MOSCOW, October 15 - RAPSI. The Grand Chamber will hear the application against the European Court of Human Rights' judgment in the case of the Polish POWs executed in Katyn in 1940 in February, Dr. Ireneusz Kaminski, the counsel for the POWs' relatives, told the Russian Legal Information Agency (RAPSI/rapsinews.com) on Monday.

In April, the court found Russia in breach of Article 3 of the European Convention on Human Rights on prohibiting torture, arguing that the Russian authorities failed to provide sufficient information to some of the POWs' relatives. However, the court did not produce a judgment on Article 2 on the right to life.

Another attorney of the applicants believes that the difficulties concerning Article 2 should be attributed to Russia's failure to produce all the required documents.

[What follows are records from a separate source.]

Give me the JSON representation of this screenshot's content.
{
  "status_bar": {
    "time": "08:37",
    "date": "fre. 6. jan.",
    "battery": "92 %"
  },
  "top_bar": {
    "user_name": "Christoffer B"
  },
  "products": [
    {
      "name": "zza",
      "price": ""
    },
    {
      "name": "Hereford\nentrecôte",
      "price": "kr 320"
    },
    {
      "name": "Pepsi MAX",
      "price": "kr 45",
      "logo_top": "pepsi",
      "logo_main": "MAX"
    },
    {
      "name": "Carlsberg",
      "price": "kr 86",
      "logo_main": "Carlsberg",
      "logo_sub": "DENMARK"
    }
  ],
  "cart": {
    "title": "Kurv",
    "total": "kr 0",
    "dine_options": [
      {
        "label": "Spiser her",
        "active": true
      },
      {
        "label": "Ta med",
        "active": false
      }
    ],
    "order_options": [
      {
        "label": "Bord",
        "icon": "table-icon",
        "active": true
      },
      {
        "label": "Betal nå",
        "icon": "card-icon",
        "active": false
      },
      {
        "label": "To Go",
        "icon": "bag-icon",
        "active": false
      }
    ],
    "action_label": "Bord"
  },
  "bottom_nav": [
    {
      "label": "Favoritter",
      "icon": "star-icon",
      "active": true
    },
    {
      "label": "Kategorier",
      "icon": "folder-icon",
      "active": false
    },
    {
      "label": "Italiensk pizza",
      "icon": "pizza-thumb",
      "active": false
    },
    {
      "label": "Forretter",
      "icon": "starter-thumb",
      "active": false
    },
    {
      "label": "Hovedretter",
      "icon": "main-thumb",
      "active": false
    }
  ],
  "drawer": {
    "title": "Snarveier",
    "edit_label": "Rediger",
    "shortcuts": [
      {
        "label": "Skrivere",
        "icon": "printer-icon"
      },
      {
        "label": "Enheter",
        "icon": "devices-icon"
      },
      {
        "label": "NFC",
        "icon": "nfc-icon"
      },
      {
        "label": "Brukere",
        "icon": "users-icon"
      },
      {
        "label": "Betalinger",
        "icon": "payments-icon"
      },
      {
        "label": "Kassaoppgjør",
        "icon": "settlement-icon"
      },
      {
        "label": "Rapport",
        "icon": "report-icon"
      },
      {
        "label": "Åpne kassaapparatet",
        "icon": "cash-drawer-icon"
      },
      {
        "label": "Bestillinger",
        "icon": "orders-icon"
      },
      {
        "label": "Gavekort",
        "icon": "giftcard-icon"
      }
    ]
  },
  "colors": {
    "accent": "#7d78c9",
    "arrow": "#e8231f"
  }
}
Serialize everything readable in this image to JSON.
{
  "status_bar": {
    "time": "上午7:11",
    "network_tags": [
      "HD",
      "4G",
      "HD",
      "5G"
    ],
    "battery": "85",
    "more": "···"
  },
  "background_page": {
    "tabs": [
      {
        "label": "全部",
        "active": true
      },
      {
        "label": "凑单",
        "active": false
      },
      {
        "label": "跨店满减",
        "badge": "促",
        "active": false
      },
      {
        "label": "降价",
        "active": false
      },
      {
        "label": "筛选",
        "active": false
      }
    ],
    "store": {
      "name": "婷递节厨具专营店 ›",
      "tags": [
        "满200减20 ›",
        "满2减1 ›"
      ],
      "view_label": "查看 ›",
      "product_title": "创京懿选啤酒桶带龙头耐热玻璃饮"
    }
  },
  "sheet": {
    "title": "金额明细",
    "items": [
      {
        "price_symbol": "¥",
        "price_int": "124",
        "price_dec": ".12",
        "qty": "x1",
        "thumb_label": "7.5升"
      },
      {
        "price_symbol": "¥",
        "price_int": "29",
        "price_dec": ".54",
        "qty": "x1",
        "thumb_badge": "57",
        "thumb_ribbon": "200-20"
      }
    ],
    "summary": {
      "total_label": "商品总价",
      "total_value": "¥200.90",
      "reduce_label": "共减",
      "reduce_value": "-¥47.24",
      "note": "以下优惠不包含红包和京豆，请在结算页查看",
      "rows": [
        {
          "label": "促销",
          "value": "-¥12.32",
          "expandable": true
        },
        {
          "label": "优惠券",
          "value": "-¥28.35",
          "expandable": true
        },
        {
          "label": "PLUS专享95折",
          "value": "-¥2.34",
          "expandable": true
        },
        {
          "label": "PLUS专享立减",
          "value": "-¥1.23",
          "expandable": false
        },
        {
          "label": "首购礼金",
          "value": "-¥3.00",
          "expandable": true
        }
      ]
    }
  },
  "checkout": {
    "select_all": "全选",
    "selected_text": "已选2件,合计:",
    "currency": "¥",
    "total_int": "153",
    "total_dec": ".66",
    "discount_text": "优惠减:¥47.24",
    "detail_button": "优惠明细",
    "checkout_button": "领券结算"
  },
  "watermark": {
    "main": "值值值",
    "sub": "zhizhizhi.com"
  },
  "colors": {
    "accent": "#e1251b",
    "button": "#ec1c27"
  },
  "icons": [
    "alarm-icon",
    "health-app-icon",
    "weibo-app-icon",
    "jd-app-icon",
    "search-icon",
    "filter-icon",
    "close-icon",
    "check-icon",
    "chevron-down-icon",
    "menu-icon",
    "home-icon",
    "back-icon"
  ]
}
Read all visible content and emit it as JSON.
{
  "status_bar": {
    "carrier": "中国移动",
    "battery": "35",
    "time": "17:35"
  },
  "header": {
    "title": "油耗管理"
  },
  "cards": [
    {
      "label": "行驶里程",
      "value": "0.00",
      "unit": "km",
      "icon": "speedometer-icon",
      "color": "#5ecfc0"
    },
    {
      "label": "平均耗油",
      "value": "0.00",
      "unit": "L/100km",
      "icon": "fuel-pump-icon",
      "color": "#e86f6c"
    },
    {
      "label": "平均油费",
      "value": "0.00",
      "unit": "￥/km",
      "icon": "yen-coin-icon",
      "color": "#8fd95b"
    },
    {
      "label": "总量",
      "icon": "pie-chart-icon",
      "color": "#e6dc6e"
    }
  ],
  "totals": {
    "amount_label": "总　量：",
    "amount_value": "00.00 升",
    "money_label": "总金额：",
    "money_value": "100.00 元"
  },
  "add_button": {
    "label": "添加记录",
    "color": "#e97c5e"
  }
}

In his view, the application is motivated by the significance of the case and the eventual division of the judges' opinions.

The decision to refer the case to the Grand Chamber was adopted on September 23.

The relatives of the POWs initially filed their complaint with the Strasbourg court, as they were unsatisfied with the investigation conducted by Russia. The investigation was completed in 2004.

The applicants claimed a violation of Article 3, alleging that Russia failed to provide them with information about the fate of the victims and declined to make any requests for such information.

For several decades, the Soviet authorities denied their involvement in the mass execution of Polish POWs and officials in the Smolensk and Kaliningrad regions, Ukraine and Belarus.

In 1944, a Soviet commission headed by a renowned academic accused German troops of killing the POWs.

However, in 1990 the TASS information agency issued a statement admitting that the Katyn massacre was one of the gravest crimes committed by Stalinism.

According to the declassified memorandum prepared by the KGB chief at the time, about 22,000 military officers and civil servants deported from Poland were executed in a special operation on March 5, 1940 upon the order of the Soviet Communist Party's leaders.